Economic activity in the U.S. exceeded expectations in the second quarter, driven by strong consumer spending, government expenditures, and a significant increase in inventories, as per the initial estimate released by the Commerce Department on Thursday.
The real gross domestic product (GDP), which measures all goods and services produced from April to June, grew at an annualized rate of 2.8% after adjusting for seasonality and inflation. Economists surveyed by Dow Jones had anticipated a growth rate of 2.1% following a 1.4% increase in the first quarter.
Consumer spending, private inventory investment, and nonresidential fixed investment were key contributors to the growth, as indicated in the first of three estimates provided by the department.
Personal consumption expenditures, a major indicator of consumer activity in the Bureau of Economic Analysis report, rose by 2.3% in the quarter, up from a 1.5% increase in Q1. Both goods and services spending showed significant growth during the quarter.
Inventories played a substantial role, contributing 0.82 percentage points to the overall gain. Government spending also provided support, with a 3.9% increase at the federal level, including a 5.2% surge in defense outlays.
However, imports, which detract from GDP, rose by 6.9%, marking the largest quarterly increase since Q1 of 2022. Exports only saw a 2% increase.
Following the report, stock market futures rose while Treasury yields fell.

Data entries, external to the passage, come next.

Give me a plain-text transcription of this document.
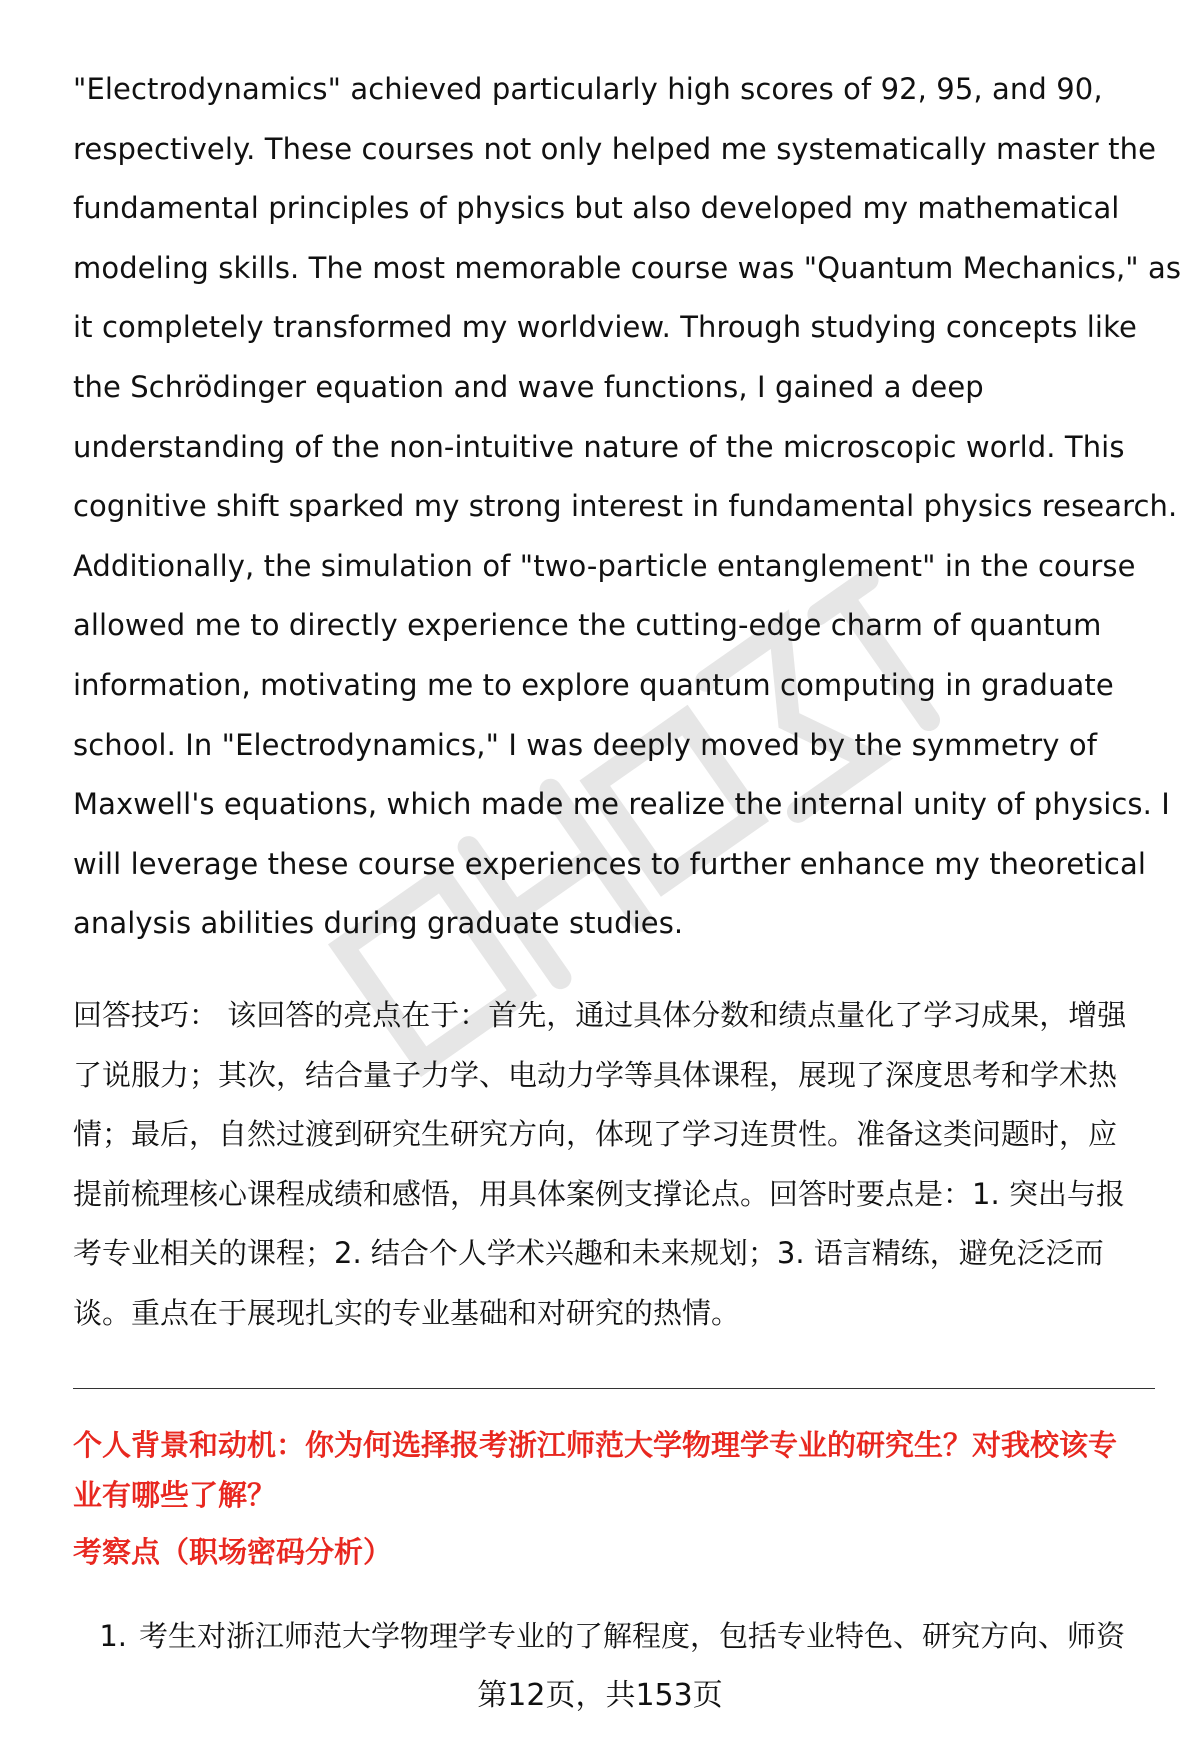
"Electrodynamics" achieved particularly high scores of 92, 95, and 90,
respectively. These courses not only helped me systematically master the
fundamental principles of physics but also developed my mathematical
modeling skills. The most memorable course was "Quantum Mechanics," as
it completely transformed my worldview. Through studying concepts like
the Schrödinger equation and wave functions, I gained a deep
understanding of the non-intuitive nature of the microscopic world. This
cognitive shift sparked my strong interest in fundamental physics research.
Additionally, the simulation of "two-particle entanglement" in the course
allowed me to directly experience the cutting-edge charm of quantum
information, motivating me to explore quantum computing in graduate
school. In "Electrodynamics," I was deeply moved by the symmetry of
Maxwell's equations, which made me realize the internal unity of physics. I
will leverage these course experiences to further enhance my theoretical
analysis abilities during graduate studies.

回答技巧： 该回答的亮点在于：首先，通过具体分数和绩点量化了学习成果，增强
了说服力；其次，结合量子力学、电动力学等具体课程，展现了深度思考和学术热
情；最后，自然过渡到研究生研究方向，体现了学习连贯性。准备这类问题时，应
提前梳理核心课程成绩和感悟，用具体案例支撑论点。回答时要点是：1. 突出与报
考专业相关的课程；2. 结合个人学术兴趣和未来规划；3. 语言精练，避免泛泛而
谈。重点在于展现扎实的专业基础和对研究的热情。

个人背景和动机：你为何选择报考浙江师范大学物理学专业的研究生？对我校该专
业有哪些了解？
考察点（职场密码分析）
1. 考生对浙江师范大学物理学专业的了解程度，包括专业特色、研究方向、师资
第12页，共153页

Joseph Brusuelas, chief economist at RSM, commented that the growth composition was one of the best mixes observed in a while. He stated that the report supports the notion of a productivity boom in the American economy, which is expected to enhance living standards through lower inflation, increased employment, and rising real wages.
On the inflation front, the personal consumption expenditures price index, a crucial measure for the Federal Reserve, rose by 2.6% in the quarter, down from a 3.4% increase in Q1. Excluding food and energy, core PCE prices, a key long-term inflation indicator for the Fed, increased by 2.9%, compared to a 3.7% rise in the previous period.
Treasury Secretary Janet Yellen viewed the GDP report as confirmation of the steady growth and declining inflation trajectory in her remarks delivered in Rio de Janeiro on Thursday morning.
Another important metric, final sales to private domestic purchasers, which the Fed considers a reliable indicator of underlying demand, grew at a 2.6% rate, consistent with the prior quarter.
However, the report highlighted a deceleration in the personal savings rate, which stood at 3.5% for the quarter, down from 3.8% in Q1.
Recent data has shown concerning trends in the consumer sector. A report from the Philadelphia Federal Reserve indicated record-high credit card delinquencies and revolving debt balances, despite banks tightening credit standards and reducing new card originations.
Nevertheless, retail sales figures have continued to rise, suggesting that consumers are managing challenges posed by high interest rates and persistent inflation.
Pressure is also evident in the housing market, with declining sales and rising home prices creating difficulties for first-time homebuyers.
Federal Reserve officials are expected to maintain interest rates at their upcoming meeting, although market expectations point to the first rate cut in four years in September. Policymakers have been cautious about the timing of rate reductions, but recent statements suggest a growing willingness to ease policy, with most central bankers indicating that further rate hikes are unlikely.
In other economic news on Thursday, the Labor Department reported that initial jobless claims totaled 235,000 for the week ending July 20, down 10,000 from the previous week and in line with the Dow Jones forecast. Continuing claims, which lag by a week, decreased to 1.85 million.
Additionally, durable goods orders, which include significant items like aircraft and appliances, unexpectedly dropped by 6.6% in June, contrary to the forecast of a 0.3% increase. However, excluding transportation, new orders rose by 0.5%.